To help document the event, which took place on February 7, 2009, Glixman tapped Nashville’s Camp Digital to handle the video end. However, there was only room for one truck outside the small hall, so the audio recording equipment, including three Pro Tools HD rigs, came in via flypacks and was set up in an ancillary space near the facility’s choir room. It was an eight-camera shoot, and between the band and orchestra, producer Glixman and engineer Zak Rizvi (another Star City Recording fixture) easily filled up 96 tracks of Pro Tools — the second two rigs were for backup, which came in handy once during filming when two of the systems briefly fell out of sync. Kansas production manager Chad Singer handled the FOH mix; Heil Sound supplied the plethora of band and orchestra microphones. Lily Salinas was the key production coordinator on the StarCity side, while Tom Gregory handled that aspect for Camp Digital.
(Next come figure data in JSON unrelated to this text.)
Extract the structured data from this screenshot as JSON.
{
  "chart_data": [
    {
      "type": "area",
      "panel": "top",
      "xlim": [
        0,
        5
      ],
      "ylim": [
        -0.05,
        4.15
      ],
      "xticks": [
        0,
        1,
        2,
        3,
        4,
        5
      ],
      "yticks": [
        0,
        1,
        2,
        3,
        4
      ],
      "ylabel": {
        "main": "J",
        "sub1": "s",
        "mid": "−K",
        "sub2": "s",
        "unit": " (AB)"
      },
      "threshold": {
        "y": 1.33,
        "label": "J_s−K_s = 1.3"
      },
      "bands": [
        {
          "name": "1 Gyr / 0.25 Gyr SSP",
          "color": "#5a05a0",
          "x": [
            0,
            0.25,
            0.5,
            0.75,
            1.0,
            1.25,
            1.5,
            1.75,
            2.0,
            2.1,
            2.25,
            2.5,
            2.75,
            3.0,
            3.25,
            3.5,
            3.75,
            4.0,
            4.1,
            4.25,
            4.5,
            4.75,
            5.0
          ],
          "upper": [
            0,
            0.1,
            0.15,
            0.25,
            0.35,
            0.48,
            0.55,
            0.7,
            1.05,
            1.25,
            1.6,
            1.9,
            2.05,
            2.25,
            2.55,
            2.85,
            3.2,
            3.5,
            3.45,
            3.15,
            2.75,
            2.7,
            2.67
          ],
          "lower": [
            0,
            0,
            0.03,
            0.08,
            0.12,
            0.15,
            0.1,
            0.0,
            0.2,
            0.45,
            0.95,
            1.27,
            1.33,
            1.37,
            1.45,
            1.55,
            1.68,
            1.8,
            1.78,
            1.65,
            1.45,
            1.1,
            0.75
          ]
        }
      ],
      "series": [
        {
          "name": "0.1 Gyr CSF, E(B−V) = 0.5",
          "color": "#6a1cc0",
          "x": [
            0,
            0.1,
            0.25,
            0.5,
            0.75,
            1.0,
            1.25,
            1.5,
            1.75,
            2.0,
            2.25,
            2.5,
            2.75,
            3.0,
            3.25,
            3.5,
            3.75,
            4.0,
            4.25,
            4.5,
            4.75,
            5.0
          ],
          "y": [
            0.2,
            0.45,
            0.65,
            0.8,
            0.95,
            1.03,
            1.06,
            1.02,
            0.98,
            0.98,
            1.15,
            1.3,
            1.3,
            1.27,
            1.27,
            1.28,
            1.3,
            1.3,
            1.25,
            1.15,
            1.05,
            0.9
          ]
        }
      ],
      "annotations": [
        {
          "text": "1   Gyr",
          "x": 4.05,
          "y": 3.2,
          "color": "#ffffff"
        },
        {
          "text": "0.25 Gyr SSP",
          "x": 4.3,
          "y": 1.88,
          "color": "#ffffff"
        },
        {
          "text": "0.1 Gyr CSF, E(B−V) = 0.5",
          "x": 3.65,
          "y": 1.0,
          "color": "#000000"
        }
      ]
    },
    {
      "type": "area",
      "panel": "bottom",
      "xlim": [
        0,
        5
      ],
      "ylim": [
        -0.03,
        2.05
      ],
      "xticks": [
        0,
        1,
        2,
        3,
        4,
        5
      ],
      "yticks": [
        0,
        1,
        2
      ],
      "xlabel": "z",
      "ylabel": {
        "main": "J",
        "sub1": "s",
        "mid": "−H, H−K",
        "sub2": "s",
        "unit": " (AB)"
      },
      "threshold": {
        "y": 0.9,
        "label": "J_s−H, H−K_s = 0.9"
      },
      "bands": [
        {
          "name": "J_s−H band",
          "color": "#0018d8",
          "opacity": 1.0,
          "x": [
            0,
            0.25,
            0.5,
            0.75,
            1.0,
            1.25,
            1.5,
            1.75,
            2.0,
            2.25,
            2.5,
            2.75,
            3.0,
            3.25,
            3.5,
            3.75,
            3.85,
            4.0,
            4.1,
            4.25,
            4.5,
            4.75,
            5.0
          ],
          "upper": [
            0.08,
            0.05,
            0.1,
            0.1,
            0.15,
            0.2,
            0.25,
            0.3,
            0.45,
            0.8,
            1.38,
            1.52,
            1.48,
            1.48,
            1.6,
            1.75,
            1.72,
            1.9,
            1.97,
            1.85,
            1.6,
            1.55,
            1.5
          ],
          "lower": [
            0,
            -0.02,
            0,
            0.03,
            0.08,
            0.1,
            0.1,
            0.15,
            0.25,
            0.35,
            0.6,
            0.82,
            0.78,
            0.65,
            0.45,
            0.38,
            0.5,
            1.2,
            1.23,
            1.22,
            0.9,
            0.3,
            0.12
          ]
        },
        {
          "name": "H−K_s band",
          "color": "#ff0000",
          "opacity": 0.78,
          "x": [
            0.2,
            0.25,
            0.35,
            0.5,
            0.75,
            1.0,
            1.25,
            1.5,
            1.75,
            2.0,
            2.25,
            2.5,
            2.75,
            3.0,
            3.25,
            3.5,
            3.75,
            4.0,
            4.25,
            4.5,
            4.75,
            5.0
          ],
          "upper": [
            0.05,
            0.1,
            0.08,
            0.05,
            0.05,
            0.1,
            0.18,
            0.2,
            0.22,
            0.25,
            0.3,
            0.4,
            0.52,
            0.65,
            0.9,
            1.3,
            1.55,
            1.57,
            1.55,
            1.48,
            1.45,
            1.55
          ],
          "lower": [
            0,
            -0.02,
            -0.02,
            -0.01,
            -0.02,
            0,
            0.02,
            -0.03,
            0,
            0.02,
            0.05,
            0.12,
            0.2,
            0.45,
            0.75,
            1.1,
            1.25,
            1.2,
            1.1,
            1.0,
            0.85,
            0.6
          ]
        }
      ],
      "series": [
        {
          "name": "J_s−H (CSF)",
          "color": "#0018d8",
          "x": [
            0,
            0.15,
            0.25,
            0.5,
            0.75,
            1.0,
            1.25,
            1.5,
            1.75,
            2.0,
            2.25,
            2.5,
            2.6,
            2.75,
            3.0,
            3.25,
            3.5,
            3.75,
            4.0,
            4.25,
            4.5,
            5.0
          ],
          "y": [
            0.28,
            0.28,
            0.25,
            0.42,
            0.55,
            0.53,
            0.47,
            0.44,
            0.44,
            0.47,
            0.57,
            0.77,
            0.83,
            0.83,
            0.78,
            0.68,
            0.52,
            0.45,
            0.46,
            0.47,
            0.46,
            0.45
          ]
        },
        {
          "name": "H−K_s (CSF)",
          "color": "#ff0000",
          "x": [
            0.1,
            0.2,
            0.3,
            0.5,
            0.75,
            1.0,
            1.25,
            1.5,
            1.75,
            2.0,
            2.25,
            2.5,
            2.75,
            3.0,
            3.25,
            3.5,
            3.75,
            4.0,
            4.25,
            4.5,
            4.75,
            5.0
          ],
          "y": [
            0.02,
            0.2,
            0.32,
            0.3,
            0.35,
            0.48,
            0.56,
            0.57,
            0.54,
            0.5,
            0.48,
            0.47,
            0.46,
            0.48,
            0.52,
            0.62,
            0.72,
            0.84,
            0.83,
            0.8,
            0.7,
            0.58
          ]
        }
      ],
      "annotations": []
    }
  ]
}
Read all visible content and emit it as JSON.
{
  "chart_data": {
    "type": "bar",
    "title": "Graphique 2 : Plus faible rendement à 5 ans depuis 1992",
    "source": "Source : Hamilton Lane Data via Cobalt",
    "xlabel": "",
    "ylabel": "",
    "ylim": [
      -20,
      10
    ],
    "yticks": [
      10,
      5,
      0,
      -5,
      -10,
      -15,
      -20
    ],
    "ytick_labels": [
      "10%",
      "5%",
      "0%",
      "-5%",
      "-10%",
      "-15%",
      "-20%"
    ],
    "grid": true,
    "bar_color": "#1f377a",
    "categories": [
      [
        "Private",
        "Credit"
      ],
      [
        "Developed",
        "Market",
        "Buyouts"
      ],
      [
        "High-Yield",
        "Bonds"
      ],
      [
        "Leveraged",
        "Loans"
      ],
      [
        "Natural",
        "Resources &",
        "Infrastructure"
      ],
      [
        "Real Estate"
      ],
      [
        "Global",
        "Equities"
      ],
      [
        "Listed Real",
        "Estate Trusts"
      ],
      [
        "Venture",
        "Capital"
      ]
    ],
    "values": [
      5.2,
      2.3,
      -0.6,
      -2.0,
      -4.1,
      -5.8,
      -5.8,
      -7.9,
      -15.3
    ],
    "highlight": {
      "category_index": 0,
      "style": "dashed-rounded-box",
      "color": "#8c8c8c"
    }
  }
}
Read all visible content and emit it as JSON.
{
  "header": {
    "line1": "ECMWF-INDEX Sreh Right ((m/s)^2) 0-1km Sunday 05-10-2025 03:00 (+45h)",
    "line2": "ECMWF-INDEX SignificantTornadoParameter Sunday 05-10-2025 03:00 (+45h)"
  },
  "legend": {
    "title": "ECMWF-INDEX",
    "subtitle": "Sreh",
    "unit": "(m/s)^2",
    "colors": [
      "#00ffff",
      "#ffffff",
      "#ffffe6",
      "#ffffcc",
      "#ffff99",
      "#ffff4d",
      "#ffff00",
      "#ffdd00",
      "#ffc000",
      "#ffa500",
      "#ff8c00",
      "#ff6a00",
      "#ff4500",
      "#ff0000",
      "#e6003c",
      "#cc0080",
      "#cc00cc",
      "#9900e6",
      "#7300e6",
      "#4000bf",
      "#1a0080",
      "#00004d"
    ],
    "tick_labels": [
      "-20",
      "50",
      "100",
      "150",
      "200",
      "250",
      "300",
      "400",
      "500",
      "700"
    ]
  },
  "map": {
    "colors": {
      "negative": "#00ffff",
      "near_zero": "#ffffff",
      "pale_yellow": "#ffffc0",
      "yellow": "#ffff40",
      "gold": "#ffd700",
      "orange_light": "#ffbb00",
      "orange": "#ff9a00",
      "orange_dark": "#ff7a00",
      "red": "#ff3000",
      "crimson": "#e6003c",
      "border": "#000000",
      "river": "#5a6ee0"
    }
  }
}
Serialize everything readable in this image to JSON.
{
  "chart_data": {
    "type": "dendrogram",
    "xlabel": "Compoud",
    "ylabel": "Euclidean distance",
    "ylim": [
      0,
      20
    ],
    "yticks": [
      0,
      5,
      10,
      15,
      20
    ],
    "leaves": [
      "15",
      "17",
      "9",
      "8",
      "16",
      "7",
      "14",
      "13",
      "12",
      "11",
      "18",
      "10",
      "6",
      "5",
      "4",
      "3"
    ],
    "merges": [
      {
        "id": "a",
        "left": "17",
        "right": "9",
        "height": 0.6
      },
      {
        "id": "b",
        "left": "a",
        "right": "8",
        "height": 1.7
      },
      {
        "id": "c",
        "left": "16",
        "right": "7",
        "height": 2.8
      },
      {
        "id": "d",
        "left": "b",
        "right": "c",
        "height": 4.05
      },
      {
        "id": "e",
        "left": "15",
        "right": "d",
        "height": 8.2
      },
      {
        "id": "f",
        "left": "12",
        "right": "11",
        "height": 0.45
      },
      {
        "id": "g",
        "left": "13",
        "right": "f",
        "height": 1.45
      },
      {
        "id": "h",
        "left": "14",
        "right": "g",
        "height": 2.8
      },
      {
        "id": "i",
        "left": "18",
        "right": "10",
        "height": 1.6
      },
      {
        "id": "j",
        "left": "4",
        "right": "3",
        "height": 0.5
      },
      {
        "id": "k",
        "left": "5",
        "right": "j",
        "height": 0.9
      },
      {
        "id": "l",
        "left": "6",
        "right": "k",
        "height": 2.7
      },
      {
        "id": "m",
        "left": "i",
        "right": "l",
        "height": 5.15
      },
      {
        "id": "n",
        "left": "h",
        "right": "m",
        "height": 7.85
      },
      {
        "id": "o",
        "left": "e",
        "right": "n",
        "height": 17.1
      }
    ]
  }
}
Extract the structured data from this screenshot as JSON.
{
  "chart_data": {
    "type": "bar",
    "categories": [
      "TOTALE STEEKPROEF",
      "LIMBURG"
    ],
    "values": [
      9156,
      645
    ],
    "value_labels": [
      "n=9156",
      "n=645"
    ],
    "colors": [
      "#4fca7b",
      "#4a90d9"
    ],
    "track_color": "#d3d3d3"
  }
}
The shoot went amazingly well — the band performed exceptionally before an adoring crowd that responded to every number with a standing ovation. In addition to playing favorites such as “Dust in the Wind,” “Carry On Wayward Son,” “Song for America,” “Miracles Out of Nowhere” and “Point of Know Return,” the band also dipped into their extensive catalog for a few perhaps unexpected treats, such as the Morse-era tunes “Musicatto” and “ Ghosts/Rainmaker.” Morse and Livgren had never played together before, but got along famously. The chemistry in the group as a whole was palpable: “When they were done and the symphony players were leaving the stage, the band suddenly broke into ‘Down the Road’ — it was like they didn’t want to leave.”

Despite having both a line edit and a live mix of the show, the audio and video for the DVD were completely rebuilt by Glixman and Rizvi at Star City (in Bethlehem, Penn.). “There are so many tracks of the orchestra,” Glixman notes, “that to get a proper handle on it, we mixed down 8-channel stems in our B room, which we then brought into our A room and added to the [band] mix on the [SSL 9000] K.”

Glixman and Rizvi took some liberties when it came to the surround mix panning — “laying it out so it was more balanced than it was in the hall,” Glixman says, adding, “I also had a Royer stereo mic in the back of the hall and that makes for the best ambient surround material you can imagine; it’s real natural.”

Glixman, who truly has seen and heard it all when it comes to Kansas, is effusive in his praise for the band’s performance on the DVD: “It was an incredible event. Probably one of the top five Kansas concerts ever.”